The Silent Sea: The Legal Lacuna of Sedentary Activities in the Archipelagic Sea Lanes under UNCLOS
DOI:
https://doi.org/10.22219/ljih.v34i1.41899Keywords:
Archipelagic Sea Lanes, Archipelagic Sea Lanes Passage, Legal Silence, Sedentary Activities, UNCLOSAbstract
This article maps the legal gap on provisions regarding sedentary activities on Archipelagic Sea Lanes (ASLs) under UNCLOS and subsequently charts the fairway of their governance. ASLs, already an almost uncharted regime of UNCLOS on its own, offers two freedoms for states users and archipelagic alike to enjoy: navigational rights and the consequent right to conduct sedentary activities those that are not in motion but maintain a static presence within the lanes.

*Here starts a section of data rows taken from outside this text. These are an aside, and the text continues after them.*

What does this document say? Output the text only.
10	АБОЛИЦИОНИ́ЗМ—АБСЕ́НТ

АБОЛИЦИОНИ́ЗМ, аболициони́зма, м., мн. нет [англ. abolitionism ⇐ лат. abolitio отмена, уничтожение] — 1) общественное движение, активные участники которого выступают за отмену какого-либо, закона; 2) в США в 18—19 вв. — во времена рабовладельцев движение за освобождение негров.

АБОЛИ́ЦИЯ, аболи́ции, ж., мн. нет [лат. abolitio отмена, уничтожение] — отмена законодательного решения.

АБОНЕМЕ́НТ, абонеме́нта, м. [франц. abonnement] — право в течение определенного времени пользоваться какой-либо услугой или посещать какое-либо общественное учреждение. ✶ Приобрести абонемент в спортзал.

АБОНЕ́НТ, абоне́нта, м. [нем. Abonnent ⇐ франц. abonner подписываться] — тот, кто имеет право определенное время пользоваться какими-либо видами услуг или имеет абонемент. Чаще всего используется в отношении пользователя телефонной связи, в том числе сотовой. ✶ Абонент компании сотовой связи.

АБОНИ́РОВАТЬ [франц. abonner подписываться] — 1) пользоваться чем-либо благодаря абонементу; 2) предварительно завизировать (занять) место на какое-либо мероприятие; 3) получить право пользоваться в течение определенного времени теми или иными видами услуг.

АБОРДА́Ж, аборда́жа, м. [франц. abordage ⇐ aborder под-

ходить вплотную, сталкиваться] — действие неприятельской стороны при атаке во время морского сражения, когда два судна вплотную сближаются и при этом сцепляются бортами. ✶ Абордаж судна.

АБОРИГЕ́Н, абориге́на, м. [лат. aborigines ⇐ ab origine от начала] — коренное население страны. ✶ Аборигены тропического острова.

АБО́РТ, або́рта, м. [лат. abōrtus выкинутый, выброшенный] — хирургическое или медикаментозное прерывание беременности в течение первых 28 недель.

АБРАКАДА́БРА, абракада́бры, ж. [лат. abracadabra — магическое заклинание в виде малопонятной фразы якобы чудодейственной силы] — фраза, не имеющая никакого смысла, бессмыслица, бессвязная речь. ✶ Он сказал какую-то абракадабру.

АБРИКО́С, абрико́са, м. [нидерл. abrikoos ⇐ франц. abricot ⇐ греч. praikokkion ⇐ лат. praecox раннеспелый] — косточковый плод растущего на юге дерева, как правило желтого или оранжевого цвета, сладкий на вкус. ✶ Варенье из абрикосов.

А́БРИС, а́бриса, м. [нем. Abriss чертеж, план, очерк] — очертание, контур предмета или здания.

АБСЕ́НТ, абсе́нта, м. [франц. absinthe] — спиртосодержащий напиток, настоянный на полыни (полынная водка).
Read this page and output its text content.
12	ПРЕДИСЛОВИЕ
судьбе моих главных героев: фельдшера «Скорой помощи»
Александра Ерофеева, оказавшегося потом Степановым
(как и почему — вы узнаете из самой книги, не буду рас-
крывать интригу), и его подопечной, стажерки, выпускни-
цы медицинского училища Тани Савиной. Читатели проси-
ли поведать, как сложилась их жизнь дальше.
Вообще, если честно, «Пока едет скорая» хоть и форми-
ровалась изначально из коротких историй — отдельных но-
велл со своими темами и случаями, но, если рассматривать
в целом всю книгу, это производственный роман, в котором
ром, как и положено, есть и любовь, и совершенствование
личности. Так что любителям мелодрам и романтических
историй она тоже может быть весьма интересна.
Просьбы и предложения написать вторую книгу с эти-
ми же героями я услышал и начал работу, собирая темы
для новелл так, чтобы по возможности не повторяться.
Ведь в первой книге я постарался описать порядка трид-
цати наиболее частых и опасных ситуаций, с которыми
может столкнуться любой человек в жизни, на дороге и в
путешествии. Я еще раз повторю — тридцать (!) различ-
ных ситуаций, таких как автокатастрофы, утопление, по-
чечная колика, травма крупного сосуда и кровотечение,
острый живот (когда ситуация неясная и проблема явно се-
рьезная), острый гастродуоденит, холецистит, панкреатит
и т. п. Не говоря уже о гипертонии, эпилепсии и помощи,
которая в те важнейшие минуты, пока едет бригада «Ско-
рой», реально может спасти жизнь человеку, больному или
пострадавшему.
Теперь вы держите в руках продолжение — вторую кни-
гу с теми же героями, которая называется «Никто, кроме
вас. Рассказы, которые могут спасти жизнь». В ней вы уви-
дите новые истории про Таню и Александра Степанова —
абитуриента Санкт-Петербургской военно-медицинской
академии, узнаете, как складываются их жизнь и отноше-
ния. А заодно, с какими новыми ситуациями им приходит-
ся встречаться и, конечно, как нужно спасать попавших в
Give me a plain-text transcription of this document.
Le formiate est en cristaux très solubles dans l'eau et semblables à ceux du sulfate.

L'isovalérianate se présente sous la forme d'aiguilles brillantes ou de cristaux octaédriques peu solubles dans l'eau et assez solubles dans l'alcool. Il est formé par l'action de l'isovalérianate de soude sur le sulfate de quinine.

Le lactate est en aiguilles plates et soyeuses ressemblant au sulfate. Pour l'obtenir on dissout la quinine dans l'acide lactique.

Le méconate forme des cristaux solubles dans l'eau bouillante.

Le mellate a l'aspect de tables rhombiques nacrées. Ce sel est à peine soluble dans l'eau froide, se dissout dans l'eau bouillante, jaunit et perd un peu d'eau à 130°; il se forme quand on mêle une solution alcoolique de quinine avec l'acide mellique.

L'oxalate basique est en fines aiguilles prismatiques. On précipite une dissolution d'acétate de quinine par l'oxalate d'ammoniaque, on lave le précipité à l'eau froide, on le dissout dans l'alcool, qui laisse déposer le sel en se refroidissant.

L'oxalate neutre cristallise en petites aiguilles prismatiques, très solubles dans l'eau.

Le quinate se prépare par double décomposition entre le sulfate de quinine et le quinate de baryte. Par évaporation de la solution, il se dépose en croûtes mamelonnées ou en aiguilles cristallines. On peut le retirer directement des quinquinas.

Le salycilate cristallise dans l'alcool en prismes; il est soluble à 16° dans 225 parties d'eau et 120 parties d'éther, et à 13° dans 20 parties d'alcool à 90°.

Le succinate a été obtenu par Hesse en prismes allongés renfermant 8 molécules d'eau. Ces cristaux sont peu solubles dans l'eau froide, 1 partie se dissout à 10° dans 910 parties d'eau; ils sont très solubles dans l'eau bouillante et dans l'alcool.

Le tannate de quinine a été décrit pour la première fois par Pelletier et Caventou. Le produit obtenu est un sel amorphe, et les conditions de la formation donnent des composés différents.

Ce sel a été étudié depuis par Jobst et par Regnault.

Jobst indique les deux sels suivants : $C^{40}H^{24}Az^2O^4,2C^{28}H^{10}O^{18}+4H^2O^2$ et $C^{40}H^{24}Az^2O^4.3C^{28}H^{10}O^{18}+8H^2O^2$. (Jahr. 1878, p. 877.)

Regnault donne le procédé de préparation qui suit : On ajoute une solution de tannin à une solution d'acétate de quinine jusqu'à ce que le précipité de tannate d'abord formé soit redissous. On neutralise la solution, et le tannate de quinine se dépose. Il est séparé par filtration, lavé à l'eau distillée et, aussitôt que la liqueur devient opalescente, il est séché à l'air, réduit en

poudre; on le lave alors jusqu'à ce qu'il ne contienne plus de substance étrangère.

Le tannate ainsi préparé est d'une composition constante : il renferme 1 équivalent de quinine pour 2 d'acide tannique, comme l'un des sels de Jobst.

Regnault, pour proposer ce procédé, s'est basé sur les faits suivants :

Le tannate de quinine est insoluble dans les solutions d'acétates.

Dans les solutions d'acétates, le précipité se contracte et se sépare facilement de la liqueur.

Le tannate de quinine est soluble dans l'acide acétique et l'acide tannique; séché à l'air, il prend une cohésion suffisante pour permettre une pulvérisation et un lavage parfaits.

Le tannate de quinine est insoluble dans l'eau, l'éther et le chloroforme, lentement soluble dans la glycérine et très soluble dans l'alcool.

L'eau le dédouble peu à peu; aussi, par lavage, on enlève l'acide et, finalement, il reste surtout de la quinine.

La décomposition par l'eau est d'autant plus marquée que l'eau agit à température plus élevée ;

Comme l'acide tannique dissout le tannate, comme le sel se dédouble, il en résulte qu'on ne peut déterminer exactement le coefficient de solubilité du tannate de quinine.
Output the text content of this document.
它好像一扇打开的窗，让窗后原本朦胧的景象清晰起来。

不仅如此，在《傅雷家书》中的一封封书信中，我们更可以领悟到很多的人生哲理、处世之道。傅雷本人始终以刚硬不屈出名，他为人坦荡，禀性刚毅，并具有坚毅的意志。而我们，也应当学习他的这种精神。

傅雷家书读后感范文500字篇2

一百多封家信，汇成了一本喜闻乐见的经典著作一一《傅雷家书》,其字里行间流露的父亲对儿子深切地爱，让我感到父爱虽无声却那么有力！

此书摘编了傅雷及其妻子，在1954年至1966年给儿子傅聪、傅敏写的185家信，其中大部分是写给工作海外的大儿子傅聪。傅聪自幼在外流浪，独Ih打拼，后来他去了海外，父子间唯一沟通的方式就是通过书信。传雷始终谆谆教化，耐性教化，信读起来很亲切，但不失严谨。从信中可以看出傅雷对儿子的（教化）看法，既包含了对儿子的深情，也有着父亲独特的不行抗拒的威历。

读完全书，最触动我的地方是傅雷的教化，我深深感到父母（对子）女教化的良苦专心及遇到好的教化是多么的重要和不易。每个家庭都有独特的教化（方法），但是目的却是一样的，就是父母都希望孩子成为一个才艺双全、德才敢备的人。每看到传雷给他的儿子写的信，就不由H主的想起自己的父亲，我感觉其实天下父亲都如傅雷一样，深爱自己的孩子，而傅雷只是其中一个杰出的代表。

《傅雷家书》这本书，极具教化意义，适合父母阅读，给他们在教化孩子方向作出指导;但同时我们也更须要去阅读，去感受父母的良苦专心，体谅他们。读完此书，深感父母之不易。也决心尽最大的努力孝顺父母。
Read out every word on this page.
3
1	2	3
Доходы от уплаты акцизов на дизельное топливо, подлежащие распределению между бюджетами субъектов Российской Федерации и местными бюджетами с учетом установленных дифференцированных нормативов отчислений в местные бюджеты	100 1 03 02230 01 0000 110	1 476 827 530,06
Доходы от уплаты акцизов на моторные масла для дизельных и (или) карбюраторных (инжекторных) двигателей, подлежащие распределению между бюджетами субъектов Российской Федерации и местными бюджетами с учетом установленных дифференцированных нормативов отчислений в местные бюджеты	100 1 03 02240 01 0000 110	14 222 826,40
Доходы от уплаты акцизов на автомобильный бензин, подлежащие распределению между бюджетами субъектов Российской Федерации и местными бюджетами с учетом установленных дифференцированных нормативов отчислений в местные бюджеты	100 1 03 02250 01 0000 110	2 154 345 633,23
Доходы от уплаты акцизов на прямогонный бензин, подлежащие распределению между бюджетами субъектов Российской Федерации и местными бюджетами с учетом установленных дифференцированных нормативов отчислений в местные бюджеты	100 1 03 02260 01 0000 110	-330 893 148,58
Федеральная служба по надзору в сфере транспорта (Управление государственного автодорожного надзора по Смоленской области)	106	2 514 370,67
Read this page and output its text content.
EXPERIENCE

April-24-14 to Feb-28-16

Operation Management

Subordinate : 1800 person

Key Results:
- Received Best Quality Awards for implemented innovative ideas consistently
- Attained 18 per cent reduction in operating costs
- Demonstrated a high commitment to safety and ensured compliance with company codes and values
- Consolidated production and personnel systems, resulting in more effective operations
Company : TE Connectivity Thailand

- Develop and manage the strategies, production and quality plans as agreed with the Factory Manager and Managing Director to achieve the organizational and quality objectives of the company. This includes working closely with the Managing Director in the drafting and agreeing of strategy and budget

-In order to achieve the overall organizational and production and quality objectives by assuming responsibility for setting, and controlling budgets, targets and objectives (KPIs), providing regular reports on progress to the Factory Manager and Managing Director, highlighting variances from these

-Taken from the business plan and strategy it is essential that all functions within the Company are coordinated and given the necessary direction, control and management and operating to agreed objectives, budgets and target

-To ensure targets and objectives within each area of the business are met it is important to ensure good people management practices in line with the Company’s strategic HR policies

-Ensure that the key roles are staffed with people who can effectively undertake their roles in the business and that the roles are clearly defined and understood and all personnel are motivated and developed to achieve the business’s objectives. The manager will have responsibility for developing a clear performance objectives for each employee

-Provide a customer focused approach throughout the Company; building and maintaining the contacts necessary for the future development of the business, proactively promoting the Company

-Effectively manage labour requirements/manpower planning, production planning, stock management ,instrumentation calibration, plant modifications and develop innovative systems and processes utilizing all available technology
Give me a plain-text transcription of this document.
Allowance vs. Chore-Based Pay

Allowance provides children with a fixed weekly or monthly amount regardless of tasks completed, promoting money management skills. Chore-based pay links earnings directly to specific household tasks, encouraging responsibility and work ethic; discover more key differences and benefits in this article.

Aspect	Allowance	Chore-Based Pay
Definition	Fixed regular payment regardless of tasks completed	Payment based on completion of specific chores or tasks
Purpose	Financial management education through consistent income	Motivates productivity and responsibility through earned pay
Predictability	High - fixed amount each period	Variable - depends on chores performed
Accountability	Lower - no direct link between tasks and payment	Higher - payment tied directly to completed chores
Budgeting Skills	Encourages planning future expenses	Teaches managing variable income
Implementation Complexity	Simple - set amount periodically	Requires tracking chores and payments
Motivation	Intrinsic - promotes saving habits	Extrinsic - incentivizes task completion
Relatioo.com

While the law of ASLs passage under UNCLOS is rather sufficiently defined, the Convention provides little guidance on how sedentary activities should be treated. This paper turns its attention to that silence. What will become of silent underwater activities, including cable-laying, surveillance, marine scientific research, or the unmoving presence of a submarine, which take place within these sea lanes, not as passage but as position? Article 53 of UNCLOS lies at the base of this inquiry, with its notable omission of non-navigational uses of ASLs. Through a close contextual reading of the Convention, reflected by state practice, the paper surfaces the following question: do sedentary activities fall within the scope of passage granted in ASLs, or are they subject to the sovereignty of the archipelagic state? Focusing on Indonesia, the world's largest archipelagic nation, the paper examines how sovereignty is asserted over both movement and stillness. It explores the legal lacuna in situations where the sea is not merely passed through but also silently dwelled within. The paper contributes to discussions surrounding ASLs by shedding light on them as stretches of maritime corridors where neither freedom of navigation nor sovereign control is properly articulated. This paper then concludes that this silent sea is where Indonesia is expected to take the helm in recasting the advancement of maritime law in three stanzas: devising its own domestic legal reform, regional cooperation, and international legal stratagem.